馬三爺搖頭:“人妖殊途,縱有前緣,也應順其自然。您這般強求,不但損她陽壽,自己曆劫時恐怕也多一重難關。”
那“鶯嬌”聞言,麵色微變,沉默片刻後道:“你懂什麼!我修煉三百載,眼看就要圓滿,卻始終差一縷人間真情。唯有她了卻我這執念,方得正果。”
二人言語往來,互不相讓。忽然,馬三爺從懷中取出一麵古銅鏡,照向“鶯嬌”。鏡中顯現的不是鶯嬌麵容,而是一隻毛色雪白的狐狸。
白狐被鏡光一照,頓時露了形跡,怒道:“馬老三!你非要與我為難?”
馬三爺歎道:“非是與仙家為難。隻是人有人道,妖有妖途。您若真對她有情,何不強修人形,明媒正娶?這般暗度陳倉,終究不是正路。”
白狐默然許久,方才悻悻道:“修得人形,非一日之功。隻怕到時她早已嫁作人婦...”
馬三爺笑道:“緣來緣去,皆有定數。若是真緣,何必爭這一時?”
白狐思忖良久,終於歎道:“也罷,我便給你個麵子。但有一言,我來日修得人形,必來尋她。你若阻撓,休怪我翻臉無情!”

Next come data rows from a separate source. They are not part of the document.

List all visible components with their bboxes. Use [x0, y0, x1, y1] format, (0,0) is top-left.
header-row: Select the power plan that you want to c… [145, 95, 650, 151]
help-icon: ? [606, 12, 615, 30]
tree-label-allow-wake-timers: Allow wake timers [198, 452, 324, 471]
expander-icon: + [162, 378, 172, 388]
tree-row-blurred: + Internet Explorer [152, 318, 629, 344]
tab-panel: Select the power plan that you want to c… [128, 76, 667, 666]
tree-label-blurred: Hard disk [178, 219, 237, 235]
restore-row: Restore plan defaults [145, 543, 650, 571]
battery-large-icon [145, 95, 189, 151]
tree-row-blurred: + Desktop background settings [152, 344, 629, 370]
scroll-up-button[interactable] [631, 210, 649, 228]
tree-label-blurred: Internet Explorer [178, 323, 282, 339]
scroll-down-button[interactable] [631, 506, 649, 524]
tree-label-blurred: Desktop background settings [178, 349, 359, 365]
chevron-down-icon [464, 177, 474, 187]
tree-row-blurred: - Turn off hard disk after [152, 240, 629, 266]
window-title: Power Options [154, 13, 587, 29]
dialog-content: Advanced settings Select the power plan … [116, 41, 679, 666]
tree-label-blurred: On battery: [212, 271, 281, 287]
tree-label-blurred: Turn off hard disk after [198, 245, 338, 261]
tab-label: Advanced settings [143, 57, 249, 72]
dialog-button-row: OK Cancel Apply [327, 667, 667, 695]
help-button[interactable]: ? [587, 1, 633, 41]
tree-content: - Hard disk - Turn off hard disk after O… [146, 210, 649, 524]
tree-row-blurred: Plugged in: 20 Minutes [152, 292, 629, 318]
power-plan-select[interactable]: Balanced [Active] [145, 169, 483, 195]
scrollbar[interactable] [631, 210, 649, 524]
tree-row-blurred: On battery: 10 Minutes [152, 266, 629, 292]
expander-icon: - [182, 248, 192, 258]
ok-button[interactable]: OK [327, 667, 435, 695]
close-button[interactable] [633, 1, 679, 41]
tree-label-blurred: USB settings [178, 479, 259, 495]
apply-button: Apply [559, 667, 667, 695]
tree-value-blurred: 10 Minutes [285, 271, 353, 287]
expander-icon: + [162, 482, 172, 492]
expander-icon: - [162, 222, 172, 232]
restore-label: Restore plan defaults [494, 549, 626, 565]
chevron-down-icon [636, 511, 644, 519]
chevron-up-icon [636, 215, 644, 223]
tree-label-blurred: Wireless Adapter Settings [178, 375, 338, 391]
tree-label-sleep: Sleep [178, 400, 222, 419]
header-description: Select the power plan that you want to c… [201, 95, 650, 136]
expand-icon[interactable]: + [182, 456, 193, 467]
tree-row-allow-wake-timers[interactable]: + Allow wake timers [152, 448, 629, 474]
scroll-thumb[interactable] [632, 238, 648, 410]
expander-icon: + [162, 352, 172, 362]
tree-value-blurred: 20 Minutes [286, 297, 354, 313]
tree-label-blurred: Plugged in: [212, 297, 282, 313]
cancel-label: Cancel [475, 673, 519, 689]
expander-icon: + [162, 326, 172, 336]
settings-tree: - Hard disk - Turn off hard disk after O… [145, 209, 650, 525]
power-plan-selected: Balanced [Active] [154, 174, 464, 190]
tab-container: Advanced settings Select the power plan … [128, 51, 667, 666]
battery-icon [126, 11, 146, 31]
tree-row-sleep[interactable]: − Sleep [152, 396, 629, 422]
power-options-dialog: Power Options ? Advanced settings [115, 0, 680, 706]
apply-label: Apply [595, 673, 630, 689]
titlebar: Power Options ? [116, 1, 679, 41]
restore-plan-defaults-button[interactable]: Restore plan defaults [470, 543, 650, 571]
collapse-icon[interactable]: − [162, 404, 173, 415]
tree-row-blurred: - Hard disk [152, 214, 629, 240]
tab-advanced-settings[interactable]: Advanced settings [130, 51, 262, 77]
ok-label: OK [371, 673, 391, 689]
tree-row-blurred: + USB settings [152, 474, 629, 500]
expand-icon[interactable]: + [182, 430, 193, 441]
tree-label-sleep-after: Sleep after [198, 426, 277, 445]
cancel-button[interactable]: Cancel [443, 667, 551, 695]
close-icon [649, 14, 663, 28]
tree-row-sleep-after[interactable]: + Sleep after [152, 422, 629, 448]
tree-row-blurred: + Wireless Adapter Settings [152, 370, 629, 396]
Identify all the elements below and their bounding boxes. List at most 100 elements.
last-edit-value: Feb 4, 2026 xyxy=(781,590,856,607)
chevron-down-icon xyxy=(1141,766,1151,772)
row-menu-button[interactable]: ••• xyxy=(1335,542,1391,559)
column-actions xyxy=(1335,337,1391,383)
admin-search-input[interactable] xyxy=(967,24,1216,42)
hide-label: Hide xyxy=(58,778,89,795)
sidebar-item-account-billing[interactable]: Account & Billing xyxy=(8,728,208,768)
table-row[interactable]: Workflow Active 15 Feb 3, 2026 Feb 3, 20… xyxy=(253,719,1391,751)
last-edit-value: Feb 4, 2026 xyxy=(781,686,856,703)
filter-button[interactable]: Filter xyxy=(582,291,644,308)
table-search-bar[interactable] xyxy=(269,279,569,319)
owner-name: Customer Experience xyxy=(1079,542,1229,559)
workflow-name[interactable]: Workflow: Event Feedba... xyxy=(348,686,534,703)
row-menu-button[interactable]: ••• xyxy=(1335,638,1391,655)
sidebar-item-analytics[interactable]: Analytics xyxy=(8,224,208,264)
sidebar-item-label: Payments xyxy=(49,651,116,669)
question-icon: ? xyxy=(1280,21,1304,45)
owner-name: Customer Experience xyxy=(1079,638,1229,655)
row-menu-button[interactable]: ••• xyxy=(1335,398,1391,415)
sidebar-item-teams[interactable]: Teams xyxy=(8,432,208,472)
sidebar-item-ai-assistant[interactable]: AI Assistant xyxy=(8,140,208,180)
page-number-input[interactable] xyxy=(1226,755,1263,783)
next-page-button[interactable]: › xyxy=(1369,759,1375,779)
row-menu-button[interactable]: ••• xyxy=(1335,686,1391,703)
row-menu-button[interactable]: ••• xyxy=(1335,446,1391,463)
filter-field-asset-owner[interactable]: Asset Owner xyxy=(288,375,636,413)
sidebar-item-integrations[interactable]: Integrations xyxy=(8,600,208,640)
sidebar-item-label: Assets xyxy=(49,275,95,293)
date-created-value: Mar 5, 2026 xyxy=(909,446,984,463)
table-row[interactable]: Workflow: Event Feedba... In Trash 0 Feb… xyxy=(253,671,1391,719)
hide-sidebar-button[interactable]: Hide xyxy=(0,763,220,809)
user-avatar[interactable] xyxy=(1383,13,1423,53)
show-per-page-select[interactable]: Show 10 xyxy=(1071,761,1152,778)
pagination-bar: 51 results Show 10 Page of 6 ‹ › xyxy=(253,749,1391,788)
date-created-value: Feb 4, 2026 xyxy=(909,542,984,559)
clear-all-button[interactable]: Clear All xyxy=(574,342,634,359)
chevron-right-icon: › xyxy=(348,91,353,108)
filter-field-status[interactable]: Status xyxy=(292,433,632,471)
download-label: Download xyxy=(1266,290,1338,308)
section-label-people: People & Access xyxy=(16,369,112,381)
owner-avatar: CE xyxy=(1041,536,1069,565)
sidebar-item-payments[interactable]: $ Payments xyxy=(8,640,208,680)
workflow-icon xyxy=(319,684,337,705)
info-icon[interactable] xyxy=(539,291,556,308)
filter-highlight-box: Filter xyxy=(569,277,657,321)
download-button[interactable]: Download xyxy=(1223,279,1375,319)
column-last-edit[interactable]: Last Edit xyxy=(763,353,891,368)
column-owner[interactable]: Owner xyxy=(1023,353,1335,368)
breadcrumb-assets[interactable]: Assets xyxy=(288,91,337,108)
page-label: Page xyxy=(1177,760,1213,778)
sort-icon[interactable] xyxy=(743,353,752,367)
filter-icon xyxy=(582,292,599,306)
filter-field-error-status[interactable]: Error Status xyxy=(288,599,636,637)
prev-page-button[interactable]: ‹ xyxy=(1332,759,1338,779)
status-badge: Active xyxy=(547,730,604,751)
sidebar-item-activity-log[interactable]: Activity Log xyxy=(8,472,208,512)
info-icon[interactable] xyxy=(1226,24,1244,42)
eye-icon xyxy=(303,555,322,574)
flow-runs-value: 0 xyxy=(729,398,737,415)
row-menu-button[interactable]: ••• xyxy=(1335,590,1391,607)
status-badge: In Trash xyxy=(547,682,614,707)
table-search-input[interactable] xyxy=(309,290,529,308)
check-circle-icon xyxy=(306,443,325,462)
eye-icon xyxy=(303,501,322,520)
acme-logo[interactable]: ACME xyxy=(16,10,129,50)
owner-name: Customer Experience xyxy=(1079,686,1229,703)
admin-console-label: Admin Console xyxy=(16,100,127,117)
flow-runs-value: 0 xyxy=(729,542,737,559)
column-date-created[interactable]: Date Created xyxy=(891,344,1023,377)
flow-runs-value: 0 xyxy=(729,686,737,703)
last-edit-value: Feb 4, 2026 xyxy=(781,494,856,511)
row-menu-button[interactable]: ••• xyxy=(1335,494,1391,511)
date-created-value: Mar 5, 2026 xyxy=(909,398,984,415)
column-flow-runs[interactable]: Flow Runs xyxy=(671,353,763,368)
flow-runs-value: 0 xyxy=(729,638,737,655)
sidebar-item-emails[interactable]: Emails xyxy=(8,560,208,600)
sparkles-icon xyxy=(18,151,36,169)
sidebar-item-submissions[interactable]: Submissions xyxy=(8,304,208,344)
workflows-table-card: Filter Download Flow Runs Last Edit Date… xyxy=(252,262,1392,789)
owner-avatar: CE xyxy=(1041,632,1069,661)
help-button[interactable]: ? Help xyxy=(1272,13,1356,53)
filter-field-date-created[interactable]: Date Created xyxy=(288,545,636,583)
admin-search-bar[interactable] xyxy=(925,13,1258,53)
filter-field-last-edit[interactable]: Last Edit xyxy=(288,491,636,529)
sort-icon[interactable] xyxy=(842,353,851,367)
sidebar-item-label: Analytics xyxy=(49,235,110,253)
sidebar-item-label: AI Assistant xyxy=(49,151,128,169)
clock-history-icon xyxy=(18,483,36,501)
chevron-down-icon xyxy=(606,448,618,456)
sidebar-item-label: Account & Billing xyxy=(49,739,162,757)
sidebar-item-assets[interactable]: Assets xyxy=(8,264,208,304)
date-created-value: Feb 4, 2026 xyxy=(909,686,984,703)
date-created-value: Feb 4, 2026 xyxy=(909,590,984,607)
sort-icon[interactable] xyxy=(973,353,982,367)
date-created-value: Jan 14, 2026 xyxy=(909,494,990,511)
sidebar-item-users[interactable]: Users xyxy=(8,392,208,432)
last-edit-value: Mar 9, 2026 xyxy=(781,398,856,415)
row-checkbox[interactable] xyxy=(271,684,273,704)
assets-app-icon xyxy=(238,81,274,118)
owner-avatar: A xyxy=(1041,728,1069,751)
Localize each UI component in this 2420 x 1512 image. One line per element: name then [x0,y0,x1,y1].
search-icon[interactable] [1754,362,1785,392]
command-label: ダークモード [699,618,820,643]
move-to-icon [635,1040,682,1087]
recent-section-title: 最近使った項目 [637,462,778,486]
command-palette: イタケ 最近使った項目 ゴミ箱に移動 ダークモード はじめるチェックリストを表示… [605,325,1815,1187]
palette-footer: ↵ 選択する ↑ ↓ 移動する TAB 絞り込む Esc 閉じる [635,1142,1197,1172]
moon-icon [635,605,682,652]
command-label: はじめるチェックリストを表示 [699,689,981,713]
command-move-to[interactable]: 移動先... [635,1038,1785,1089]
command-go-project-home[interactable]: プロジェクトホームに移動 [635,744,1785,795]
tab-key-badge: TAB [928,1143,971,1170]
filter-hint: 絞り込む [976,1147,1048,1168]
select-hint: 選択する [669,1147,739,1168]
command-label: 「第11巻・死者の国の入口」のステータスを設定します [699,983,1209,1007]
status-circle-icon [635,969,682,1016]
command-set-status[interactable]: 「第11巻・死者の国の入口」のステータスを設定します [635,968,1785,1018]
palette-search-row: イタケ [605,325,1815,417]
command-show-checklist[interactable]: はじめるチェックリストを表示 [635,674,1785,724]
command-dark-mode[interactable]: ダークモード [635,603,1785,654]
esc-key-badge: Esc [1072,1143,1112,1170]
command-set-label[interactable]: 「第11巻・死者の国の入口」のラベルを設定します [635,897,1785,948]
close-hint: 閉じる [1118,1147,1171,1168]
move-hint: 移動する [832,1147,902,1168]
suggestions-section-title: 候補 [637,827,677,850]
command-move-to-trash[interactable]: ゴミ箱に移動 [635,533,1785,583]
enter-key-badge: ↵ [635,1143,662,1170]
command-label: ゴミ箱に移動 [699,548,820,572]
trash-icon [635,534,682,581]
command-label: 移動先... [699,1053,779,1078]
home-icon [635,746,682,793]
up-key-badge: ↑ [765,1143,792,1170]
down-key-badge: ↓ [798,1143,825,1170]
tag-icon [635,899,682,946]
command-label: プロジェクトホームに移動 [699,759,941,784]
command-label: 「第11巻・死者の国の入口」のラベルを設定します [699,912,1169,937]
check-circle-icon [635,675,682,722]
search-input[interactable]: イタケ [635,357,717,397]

說罷,一陣清風拂過,鶯嬌軟軟倒地。自此,那狐仙再未現身纏擾。
鶯嬌漸漸康複,對夜間之事渾然不知。楊家感恩戴德,重謝了馬三爺。
匆匆三年過去,鶯嬌年已二十,在當時已是老姑娘。說來也怪,這三年間,提親的媒人踏破門檻,卻總是各種緣由不成:不是對方突然變卦,就是鶯嬌莫名染病。楊家人心裡明白,怕是那狐仙還未死心。